2. Given: 2x^3-8x^2+3x+3 has a relative max at point A and a relative min at point B 1) Find the coordinates of A and B and 2) Find the coordinates of the inflection point? (So here, I know that since the formula is given, you need to find the first derivative and set it equal to zero, to get the x values, do you just plug in the first derivative equation or the actual function to get the max and min? and for inflection point, it's just 2nd derivative right??)

3. An open box is constructed from a 12 by 18 inch rectangular piece of metal by cutting squares of lenth x inches from each corner and bending the sides. 1) Write the volume as a function of x and 2) Find the maximum possible volume of this box? (i drew a box and labeled the sides then drew the cut out squares, then placed it in the lwh eqn in terms of x...then i got the volume...but im stuck on finding the maximum possible value...i know that you cant have any number, seeing that then the cut out pieces wouldn't make sense)

4. Find the dimensions of the rectangle of maximum area that can be inscribed in an equilateral triangle of side length of 10 in, if two vertices of the rectangle lie on one of the sides of the triangle (im completely stuck on this problem...i tried labeling the base like 5-(x/2), x, and 5 - (x/2), and plug it into 1/2bh...but i doubth that works...im stuck..)

i'm struggling..i understand that...but i think if i get back on track..i will do good...
1. The length of the rectangle is $\displaystyle x$. Let's call the width $\displaystyle y$.

The perimeter is 12 feet, so $\displaystyle P = 12 = 2x + 2y$

From this we get $\displaystyle y = 6 - x$.

The Area is given by $\displaystyle A = xy = x(6 - x) = 6x - x^2$.

Being a quadratic with a negative coefficient of $\displaystyle x^2$, this function has a maximum as its Turning Point. To find the maximum area, take the derivative and solve for x when the derivative is 0.

$\displaystyle \frac{dA}{dx} = 6 - 2x = 0$

So $\displaystyle x = 3$ and thus $\displaystyle y = 6 - 3 = 3$.

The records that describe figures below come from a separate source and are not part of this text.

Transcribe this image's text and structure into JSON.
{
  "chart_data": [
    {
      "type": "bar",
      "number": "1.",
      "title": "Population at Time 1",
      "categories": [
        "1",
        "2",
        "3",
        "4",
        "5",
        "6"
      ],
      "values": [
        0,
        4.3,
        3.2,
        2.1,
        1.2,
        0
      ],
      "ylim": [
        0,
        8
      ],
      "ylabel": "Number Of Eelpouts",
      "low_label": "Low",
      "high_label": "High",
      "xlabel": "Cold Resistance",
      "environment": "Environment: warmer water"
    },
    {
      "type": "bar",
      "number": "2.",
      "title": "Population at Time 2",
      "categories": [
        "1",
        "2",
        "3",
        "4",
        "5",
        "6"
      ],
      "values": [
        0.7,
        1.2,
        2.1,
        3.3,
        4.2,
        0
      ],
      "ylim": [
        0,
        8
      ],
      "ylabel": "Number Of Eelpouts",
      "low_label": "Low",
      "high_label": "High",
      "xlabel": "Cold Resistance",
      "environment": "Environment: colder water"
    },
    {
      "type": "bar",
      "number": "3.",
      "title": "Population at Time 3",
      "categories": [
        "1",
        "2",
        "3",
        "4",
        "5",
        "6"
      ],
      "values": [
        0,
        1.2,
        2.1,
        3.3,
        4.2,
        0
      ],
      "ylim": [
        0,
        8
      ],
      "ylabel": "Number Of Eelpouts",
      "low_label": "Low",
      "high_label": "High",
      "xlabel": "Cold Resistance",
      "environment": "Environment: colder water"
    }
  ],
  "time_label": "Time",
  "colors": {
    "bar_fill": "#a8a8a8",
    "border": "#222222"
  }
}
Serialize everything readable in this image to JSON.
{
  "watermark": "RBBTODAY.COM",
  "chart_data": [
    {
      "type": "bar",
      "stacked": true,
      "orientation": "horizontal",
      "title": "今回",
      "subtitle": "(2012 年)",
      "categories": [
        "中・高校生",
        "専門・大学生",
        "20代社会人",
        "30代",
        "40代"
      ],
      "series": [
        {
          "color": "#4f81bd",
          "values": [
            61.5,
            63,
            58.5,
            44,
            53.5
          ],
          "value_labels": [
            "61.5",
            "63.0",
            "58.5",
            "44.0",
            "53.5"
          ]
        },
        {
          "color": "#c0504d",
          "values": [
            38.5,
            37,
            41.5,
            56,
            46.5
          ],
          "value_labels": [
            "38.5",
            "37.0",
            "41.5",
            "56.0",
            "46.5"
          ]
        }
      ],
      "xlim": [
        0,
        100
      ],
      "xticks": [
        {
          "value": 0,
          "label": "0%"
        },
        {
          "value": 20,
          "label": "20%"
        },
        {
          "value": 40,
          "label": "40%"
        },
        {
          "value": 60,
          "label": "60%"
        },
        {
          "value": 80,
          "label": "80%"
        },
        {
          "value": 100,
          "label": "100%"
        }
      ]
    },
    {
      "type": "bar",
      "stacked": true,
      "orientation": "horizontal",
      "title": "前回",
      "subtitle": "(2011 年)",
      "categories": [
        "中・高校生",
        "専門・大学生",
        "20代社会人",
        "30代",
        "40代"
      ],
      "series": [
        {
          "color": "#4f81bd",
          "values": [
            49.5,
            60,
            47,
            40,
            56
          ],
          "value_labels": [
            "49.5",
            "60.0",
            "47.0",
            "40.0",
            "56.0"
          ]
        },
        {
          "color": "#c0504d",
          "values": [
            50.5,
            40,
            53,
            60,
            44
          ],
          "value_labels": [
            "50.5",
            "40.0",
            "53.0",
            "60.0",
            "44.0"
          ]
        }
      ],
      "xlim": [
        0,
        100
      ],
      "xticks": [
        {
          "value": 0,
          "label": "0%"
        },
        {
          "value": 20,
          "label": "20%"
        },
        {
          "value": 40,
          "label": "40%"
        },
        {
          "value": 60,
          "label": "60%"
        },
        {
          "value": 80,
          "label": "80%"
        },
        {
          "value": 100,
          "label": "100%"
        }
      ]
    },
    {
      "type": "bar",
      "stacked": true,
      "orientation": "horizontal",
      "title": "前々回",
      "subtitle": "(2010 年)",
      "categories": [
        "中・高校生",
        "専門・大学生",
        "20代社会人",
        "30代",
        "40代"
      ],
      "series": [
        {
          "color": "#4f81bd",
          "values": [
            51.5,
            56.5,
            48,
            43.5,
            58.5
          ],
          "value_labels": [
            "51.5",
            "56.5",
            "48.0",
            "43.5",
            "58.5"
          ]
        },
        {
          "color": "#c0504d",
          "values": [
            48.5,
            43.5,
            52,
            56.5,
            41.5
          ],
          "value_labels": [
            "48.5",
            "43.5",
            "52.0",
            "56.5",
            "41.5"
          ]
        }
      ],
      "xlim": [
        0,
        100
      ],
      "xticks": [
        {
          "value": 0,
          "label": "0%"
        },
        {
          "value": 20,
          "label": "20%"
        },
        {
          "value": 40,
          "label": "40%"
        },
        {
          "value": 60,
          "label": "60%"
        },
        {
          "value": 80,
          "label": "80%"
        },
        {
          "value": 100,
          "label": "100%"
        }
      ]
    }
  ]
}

So the dimensions of the rectangle with maximum area are 3ft x 3ft, and thus the maximum area is $\displaystyle 9\textrm{ft}^2$.

3. thank you...can someone help with the a triangle....what would be different...do you use 1/2 b times h ???

4. Originally Posted by vstexas09
thank you...can someone help with the a triangle....what would be different...do you use 1/2 b times h ???
Yep, it's the exact same reasoning except the formula for area changes to 1/2 bh or 1/2xy depending what you wanna use.

5. does anyone know how to do 2222+2222*2222^2222, i know you have to use log...and the addition part does not matter....how do u do it?

6. Originally Posted by vstexas09
does anyone know how to do 2222+2222*2222^2222, i know you have to use log...and the addition part does not matter....how do u do it?
Unless I'm interpretting the question incorrectly... 2222+2222*2222^2222 should simplify to 2222+2222^2223 because for a general example, x*x^n=x^(n+1)

7. but then don't you have to use log to simplify it??

8. can someone show how log can be used...you have to rearrange right??

9. im really struggling with this

2222+2222*2222^2222....so the addition part doesnt make a difference and when u multiply...u just raise the exponent to one...

but how do u use log with that kind of problem??